Robertson anticipates that by September 2004 the software will have incorporated 80 percent of the data on all known diseases and will be available for lease in English-speaking markets. He said his nonprofit might just decide to give the software to urban hospitals, too, and only charge them a subscription fee for maintenance.

There are some challenges ahead, including sustained long-term funding, product distribution and evolution of the content database.

"How do you manage so much content? That's the staggering part," Robertson observed. "Writing a program is one thing, but being able to manage the content on time, instantly, around the world, with constant updates and proven research — that's a huge task.

"That's where Grand Rapids comes in. We see the sophistication of technology and medicine that exists in West Michigan that can work globally. There's a global mentality that exists in West Michigan. Those are all things that are very key and why we looked at locating here. There's no question that the vision and the talent lie in West Michigan."

Robertson pointed out that the partners have technology that Microsoft doesn't even have right now. Some of the technology they've developed can be used in many other disciplines, so it could be sold to help support the nonprofit initiative.

"The artificial intelligence inference engine has never been developed at this platform before. We patent and copyright that and it's a great way to support this venture," he added.

Brophy said he was attracted to the partnership because his company's own mission is to change the world through software.

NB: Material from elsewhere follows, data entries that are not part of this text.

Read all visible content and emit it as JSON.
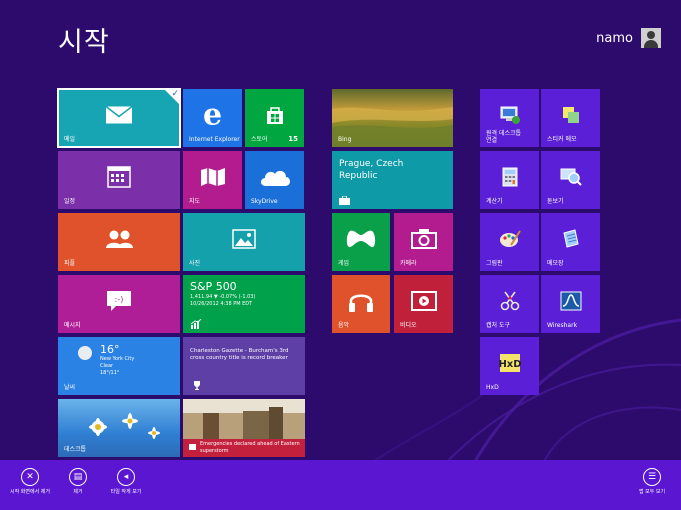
{
  "header": {
    "title": "시작",
    "user_name": "namo"
  },
  "tiles": {
    "mail": {
      "label": "메일"
    },
    "ie": {
      "label": "Internet Explorer"
    },
    "store": {
      "label": "스토어",
      "badge": "15"
    },
    "calendar": {
      "label": "일정"
    },
    "maps": {
      "label": "지도"
    },
    "skydrive": {
      "label": "SkyDrive"
    },
    "people": {
      "label": "피플"
    },
    "photos": {
      "label": "사진"
    },
    "messaging": {
      "label": "메시지"
    },
    "finance": {
      "title": "S&P 500",
      "line1": "1,411.94 ▼ -0.07% (-1.03)",
      "line2": "10/26/2012 4:38 PM EDT"
    },
    "weather": {
      "temp": "16°",
      "city": "New York City",
      "cond": "Clear",
      "range": "18°/11°",
      "label": "날씨"
    },
    "sports": {
      "text": "Charleston Gazette - Burcham's 3rd cross country title is record breaker"
    },
    "desktop": {
      "label": "데스크톱"
    },
    "news": {
      "text": "Emergencies declared ahead of Eastern superstorm"
    },
    "bing": {
      "label": "Bing"
    },
    "travel": {
      "text": "Prague, Czech Republic"
    },
    "games": {
      "label": "게임"
    },
    "camera": {
      "label": "카메라"
    },
    "music": {
      "label": "음악"
    },
    "video": {
      "label": "비디오"
    },
    "remote": {
      "label": "원격 데스크톱 연결"
    },
    "sticky": {
      "label": "스티커 메모"
    },
    "calculator": {
      "label": "계산기"
    },
    "magnifier": {
      "label": "돋보기"
    },
    "paint": {
      "label": "그림판"
    },
    "notepad": {
      "label": "메모장"
    },
    "snipping": {
      "label": "캡처 도구"
    },
    "wireshark": {
      "label": "Wireshark"
    },
    "hxd": {
      "label": "HxD"
    }
  },
  "appbar": {
    "unpin": "시작 화면에서 제거",
    "uninstall": "제거",
    "smaller": "타일 작게 보기",
    "all_apps": "앱 모두 보기"
  },
  "colors": {
    "background": "#2d0b6d",
    "appbar": "#5b16d2"
  }
}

"In the world of Microsoft technology, we have some of the top experts in the nation. We see a lot of opportunity in the whole life sciences sector. It's a natural fit for Sagestone."

Robertson estimates the initiative has already pumped about $4 million into the Grand Rapids economy and about $1 million into the Saginaw economy in software development alone.

He anticipates the project will inject $30 million into the West Michigan economy, predominantly Grand Rapids, over the next five years.